We knew something was coming, which may have spolit the surprise, but did it spoil the fun?
In case you weren’t aware, Sony held a conference in New York City tonight, which they used to showcase their new console: the PS4 Pro.
So what’s been crammed into that extra layer of the new console? Well, we were told to expect an upgraded CPU, boosted clock rate and a 1TB the whole conference lacked Sony’s usual (or perhaps just recent) sheen, which unfortunately meant that we were left in the dark about things like the exact technical specifications, unlike when the PS4 was revealed back in early 2013 and suddenly everybody pretended to know the difference between DDR and GDDR RAM chips.
What we were told, was PS4 Pro will make whatever game you play, even better. What does that mean? Well, in simple terms, PS4 Pro versions of new releases will use HDR (High Dynamic Range) to provide even clearer and crisper graphics for games played on the system.
HDR is an imaging technique which can be utilised to give a broader dynamic range of brightness, allowing brighter white and deeper black colours, which would not be possible using the technology currently available in most people’s homes.
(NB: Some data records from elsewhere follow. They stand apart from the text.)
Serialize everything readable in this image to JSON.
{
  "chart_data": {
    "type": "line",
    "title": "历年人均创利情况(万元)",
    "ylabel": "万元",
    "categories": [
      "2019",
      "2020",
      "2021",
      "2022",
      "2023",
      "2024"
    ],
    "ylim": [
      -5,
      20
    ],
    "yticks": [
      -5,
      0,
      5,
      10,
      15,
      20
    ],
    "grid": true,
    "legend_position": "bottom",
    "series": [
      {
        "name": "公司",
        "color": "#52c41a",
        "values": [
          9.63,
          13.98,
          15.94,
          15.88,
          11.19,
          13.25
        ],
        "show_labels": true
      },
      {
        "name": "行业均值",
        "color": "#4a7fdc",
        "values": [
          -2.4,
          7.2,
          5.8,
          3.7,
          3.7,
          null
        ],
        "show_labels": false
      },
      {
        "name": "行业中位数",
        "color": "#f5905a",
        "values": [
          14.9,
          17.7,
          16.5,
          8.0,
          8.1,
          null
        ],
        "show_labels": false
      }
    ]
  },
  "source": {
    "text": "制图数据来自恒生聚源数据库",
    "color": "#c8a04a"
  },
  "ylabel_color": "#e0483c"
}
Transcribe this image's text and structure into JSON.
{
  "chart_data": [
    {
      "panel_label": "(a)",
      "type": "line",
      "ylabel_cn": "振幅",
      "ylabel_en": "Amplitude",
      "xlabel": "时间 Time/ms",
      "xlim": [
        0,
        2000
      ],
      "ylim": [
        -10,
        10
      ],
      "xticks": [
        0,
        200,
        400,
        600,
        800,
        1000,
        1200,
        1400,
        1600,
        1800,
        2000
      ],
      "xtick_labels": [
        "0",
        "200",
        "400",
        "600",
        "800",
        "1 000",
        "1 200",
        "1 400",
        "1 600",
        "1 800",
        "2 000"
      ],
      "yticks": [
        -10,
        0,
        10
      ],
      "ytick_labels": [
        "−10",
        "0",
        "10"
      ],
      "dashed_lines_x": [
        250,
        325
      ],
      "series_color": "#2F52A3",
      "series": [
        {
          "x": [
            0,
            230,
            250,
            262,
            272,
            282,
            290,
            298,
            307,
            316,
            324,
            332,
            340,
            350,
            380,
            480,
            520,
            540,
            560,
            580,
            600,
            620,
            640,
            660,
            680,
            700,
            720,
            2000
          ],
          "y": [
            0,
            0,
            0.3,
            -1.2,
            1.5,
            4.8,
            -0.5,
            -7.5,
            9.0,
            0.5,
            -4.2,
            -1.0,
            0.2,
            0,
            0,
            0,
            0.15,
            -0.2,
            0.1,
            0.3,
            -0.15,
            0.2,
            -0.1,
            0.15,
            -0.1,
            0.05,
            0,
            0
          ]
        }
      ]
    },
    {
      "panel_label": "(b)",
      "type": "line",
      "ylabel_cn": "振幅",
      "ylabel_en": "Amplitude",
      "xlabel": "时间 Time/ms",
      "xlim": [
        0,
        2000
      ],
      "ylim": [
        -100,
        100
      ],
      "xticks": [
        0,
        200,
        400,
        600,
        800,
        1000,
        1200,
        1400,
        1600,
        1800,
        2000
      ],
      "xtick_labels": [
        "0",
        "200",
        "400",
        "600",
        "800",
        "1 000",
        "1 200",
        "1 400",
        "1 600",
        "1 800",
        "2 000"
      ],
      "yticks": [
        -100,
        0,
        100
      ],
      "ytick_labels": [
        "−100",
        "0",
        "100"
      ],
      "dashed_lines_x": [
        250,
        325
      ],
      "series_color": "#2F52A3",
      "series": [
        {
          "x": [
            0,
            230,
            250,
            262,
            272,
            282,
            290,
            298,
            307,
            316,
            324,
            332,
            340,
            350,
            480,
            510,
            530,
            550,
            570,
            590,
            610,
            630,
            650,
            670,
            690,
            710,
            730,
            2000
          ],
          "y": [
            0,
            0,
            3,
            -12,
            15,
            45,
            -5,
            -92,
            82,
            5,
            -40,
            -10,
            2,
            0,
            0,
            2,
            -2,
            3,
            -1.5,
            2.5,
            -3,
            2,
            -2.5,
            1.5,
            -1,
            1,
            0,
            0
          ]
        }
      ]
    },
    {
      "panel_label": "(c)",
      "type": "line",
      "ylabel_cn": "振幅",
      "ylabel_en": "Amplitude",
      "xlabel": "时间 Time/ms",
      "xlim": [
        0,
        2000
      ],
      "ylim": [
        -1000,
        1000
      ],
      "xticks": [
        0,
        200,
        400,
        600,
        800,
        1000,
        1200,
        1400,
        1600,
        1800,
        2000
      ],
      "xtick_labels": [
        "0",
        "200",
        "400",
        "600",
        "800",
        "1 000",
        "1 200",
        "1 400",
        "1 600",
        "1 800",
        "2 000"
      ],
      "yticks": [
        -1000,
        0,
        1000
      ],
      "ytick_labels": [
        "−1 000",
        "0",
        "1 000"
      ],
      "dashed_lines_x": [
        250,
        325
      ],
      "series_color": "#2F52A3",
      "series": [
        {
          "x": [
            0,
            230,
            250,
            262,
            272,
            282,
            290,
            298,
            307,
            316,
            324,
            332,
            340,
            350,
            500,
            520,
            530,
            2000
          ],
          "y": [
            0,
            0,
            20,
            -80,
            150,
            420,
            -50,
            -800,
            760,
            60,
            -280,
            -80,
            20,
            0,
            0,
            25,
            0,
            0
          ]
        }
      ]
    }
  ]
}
This means games will look sharper, with less murky areas when the in-game sun sets and less wildly varying contrast levels when the sun is up.
The trouble with this technology is that you can’t really tell the difference when being shown through the medium of your own TV. It’s a bit like why I’m not totally sold on VR; you can show me someone else using VR, but until I have a set on my head, I’m just not going to “get it”.
This conference showed us lots of footage of plenty of fantastic looking games, including fan favourites like Call of Duty (Infinite) as well as some of SONY’s upcoming exclusive titles like Horizon: Zero Dawn, Days Gone and Spiderman (whose costume looked fantastic in 4k) but to be fair, all of the footage shown looked pretty incredible. What they didn’t do, was show you the footage side-by-side with the current PS4 footage of those same games. They may have avoided that so that the current PS4 games didn’t look terrible in comparison, but it’s hard to see how impressed we should be with this new technology if we have nothing to compare it to.
In short, Sony claims the new PS4 Pro console will provide more immersive experiences and will offer players the chance to play games in ways that they never have before. Those who own 4k TV sets will see the biggest benefits, with those using regular HDTVs also benefitting from things like improved frame-rates.
Hardware refreshes like this are nothing new; even the PS3 had three different versions before the PS4 released. That’s purely because hardware is constantly evolving, shrinking and becoming obsolete and the further into the future we go, the faster this happens. The main difference here is that the PS4 will continue to be sold alongside the PS4 Pro. What does that mean for gamers? If you own a 4k TV, you’re going to want to get a PS4 Pro, but there wouldn’t seem to yet be a reason to upgrade to the Pro if you’ve yet to take the plunge with a standard console. The PS4 as you know it has simply been redesigned as a smaller, slimmer machine with all the same power that you’re used to.
This conference, for my money, fell far short of what I’ve come to expect from Sony, especially with the launch of VR such a short time away and rumours of a possible Rockstar reveal turning out to be false, but that’s not really anyone’s fault, so it can be blamed, at least partly, on internet hype. But in the end, I’m no fan of style over substance, so a sloppy conference showing me an incredibly powerful new console is just fine by me.
The PS4 Pro is set to launch November 10th 2016 and the price? The same as your original PS4: £349/$399.